O’Kane said Arnold’s existing relationship with the Alliance, as well as his affinity with rural communities, made him an ideal choice for the project.

“We don’t know what the final product will look like yet – but I’m sure it will be a great piece of music that truly reflects life in rural Australia, because not only does Josh understand rural Australia but he will have had the chance to have input from real people in these communities.”

Arnold said since announcing the project on social media last week, he had already received plenty of submissions from across the country.

“A girl sent in this idea about watching her mum suffer as a single mum on the land, and she called it ‘Sidelines’, and it’s about how she’s on the sidelines watching and can’t help, and it was really nice.

“But this one lady just poured her heart and there was no poem, no lyrics.  It just said ‘I own a corner shop, I’m surrounded by properties, and grown men are coming in and bursting into tears because they’re losing fourth-generation properties.’ She makes it her mission every single day to make people feel good that walk in the door and try and make them feel better as they walk out.

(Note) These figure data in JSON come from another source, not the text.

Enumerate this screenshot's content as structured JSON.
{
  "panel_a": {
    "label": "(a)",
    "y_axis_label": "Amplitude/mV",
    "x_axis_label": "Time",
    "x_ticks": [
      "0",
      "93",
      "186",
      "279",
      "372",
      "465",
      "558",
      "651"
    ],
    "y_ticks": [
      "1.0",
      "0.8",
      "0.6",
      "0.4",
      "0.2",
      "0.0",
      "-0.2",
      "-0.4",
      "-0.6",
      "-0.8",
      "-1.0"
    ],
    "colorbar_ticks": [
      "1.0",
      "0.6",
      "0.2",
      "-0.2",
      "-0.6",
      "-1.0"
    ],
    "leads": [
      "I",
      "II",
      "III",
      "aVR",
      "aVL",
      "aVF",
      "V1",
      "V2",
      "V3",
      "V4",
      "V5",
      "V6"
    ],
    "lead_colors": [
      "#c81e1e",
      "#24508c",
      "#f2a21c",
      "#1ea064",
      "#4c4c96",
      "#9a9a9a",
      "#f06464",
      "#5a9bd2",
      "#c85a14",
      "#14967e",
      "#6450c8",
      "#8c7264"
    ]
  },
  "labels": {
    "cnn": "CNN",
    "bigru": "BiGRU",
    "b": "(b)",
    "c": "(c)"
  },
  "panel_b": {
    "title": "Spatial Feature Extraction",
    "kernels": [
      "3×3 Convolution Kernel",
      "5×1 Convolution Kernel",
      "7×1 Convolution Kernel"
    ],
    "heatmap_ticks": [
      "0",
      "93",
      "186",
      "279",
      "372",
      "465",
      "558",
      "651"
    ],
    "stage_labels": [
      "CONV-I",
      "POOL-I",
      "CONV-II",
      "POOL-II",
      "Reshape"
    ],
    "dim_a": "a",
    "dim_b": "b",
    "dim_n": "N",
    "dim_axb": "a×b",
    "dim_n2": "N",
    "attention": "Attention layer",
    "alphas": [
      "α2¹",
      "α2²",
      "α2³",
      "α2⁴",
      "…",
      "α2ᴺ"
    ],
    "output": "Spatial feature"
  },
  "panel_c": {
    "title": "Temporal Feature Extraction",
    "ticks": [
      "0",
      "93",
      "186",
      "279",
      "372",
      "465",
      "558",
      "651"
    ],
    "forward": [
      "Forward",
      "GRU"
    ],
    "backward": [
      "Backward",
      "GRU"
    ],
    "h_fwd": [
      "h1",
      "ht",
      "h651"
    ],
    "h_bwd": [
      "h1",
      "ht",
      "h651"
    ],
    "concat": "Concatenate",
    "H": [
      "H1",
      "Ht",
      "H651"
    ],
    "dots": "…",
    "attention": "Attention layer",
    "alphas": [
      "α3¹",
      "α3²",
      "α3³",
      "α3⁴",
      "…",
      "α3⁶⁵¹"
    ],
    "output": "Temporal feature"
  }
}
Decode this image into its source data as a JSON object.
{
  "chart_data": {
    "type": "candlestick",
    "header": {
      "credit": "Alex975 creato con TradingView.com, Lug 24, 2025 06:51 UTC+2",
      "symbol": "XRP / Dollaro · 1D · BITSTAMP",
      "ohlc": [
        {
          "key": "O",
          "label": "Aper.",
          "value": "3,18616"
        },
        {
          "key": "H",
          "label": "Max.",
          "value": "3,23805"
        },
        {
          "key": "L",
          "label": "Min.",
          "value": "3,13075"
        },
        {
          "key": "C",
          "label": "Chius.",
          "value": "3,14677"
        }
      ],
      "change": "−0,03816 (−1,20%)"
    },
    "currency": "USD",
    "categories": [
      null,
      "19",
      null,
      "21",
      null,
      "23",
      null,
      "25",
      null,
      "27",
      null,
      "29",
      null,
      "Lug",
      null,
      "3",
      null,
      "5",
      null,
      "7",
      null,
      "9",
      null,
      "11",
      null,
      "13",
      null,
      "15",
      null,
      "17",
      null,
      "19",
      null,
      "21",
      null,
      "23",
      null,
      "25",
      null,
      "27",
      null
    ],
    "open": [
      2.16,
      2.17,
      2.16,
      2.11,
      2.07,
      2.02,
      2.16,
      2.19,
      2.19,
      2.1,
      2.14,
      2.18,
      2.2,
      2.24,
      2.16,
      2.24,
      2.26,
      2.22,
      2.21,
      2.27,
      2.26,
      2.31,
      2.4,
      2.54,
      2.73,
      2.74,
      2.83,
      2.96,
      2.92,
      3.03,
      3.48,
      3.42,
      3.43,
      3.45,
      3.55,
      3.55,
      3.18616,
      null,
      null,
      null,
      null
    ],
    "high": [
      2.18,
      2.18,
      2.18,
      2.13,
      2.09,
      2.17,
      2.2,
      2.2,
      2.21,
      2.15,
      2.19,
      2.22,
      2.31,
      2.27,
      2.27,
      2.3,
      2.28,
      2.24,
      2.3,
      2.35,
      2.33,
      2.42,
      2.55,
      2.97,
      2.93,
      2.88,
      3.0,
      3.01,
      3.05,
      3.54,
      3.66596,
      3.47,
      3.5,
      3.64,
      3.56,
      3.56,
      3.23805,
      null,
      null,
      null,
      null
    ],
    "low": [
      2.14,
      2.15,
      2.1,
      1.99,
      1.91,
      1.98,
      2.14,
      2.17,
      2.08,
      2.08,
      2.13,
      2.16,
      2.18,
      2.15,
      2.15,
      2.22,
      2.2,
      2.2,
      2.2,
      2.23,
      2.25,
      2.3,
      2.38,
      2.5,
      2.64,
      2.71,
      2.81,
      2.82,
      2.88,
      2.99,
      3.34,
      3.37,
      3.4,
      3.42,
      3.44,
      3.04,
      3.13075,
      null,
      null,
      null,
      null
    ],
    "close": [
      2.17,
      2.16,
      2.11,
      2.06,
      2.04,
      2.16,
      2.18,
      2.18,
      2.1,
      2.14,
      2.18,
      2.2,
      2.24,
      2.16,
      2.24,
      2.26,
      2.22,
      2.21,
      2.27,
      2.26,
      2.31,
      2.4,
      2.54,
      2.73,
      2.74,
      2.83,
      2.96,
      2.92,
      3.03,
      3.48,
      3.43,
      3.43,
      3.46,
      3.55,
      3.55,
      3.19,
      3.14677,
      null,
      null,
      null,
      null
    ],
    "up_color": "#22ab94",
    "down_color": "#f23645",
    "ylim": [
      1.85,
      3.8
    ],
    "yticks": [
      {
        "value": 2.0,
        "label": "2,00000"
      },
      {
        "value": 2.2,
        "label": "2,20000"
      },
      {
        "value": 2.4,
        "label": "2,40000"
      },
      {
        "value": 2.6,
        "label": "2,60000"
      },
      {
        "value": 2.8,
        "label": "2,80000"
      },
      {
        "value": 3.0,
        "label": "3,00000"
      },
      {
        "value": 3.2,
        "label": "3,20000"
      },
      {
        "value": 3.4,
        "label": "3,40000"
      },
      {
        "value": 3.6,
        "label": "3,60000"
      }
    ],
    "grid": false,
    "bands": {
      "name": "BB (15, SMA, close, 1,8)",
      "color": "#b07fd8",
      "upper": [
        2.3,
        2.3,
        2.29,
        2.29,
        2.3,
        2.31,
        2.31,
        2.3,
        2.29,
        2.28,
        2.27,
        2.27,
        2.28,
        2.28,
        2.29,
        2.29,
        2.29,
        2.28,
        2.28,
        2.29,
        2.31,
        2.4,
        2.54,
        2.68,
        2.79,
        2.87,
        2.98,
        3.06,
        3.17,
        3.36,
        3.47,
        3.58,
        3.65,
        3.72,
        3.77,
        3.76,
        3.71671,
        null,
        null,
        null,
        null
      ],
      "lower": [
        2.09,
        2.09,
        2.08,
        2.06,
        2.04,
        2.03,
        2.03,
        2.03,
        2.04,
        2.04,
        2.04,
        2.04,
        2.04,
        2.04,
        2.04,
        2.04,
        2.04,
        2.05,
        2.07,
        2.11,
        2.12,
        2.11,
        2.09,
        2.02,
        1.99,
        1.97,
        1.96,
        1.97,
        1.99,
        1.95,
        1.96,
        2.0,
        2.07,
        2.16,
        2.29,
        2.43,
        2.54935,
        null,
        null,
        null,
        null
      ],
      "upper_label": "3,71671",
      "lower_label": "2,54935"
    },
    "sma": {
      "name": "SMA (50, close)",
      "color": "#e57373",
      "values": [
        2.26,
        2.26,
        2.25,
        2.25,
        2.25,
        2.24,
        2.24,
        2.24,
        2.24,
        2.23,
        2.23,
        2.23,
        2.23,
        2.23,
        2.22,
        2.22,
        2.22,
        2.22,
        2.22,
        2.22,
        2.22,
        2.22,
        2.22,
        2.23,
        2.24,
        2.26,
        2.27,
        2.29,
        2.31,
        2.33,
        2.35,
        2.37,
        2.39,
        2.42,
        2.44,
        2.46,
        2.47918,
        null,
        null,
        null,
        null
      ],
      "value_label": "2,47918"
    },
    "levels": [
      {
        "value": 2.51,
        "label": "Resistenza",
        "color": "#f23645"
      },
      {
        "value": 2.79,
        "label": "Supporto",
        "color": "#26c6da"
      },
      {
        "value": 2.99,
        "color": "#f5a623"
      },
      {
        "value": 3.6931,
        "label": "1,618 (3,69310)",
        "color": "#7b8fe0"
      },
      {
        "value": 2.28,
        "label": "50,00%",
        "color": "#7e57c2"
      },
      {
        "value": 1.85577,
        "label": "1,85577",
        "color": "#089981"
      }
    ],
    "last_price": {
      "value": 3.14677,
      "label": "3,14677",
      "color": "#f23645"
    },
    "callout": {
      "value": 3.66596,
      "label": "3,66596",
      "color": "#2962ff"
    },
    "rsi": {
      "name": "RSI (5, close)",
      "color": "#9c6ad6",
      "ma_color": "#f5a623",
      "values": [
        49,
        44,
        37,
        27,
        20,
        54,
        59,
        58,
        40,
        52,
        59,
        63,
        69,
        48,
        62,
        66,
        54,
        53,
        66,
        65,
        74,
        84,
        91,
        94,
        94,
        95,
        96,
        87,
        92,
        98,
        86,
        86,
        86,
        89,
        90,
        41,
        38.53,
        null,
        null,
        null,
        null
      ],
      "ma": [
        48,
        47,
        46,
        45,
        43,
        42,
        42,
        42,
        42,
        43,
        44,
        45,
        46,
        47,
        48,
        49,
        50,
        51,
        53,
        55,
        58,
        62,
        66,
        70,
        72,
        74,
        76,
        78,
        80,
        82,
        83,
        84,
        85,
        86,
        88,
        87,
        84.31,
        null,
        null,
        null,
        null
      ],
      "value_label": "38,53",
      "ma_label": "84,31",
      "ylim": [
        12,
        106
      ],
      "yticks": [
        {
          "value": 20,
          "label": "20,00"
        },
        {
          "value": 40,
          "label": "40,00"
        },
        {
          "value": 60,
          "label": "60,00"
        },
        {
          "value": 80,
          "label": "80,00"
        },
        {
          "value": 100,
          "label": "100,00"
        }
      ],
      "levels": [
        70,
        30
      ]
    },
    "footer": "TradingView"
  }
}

“That little story, that’s so inspiring to me. It’s those little things I think. She said while I’m open, you know, I can’t shut until I’m told – made – to shut, because this is my mission, to make people feel good, and that’s inspiring for me and I think music can do that, too.”

Arnold recalled his time working as a jackaroo on a remote cattle station years ago, when he made the decision to pursue music as a full-time concern.

“When I left there, I said [to the station owner], ‘I’m gonna do music because that’s what I’m meant to do’, and the guy said ‘righto, piss off then, leave the property, you pussy.’  He said, ‘just remember that the world can survive without music but the world can’t survive without beef’.  I’ve never forgotten that he said that, because I think the world could survive without beef, as much as I like a steak, but music … music is everything.”

“You take music of a movie and loses so much, it becomes such a barren unemotional thing. Music shapes, everything, it’s our memories, you know we hear that song and you remember your first kiss or remember where we were at a beautiful moment. Music’s just intertwined in every single part of our lives and I don’t think – until we were to have it taken off us – that we’d understand that.”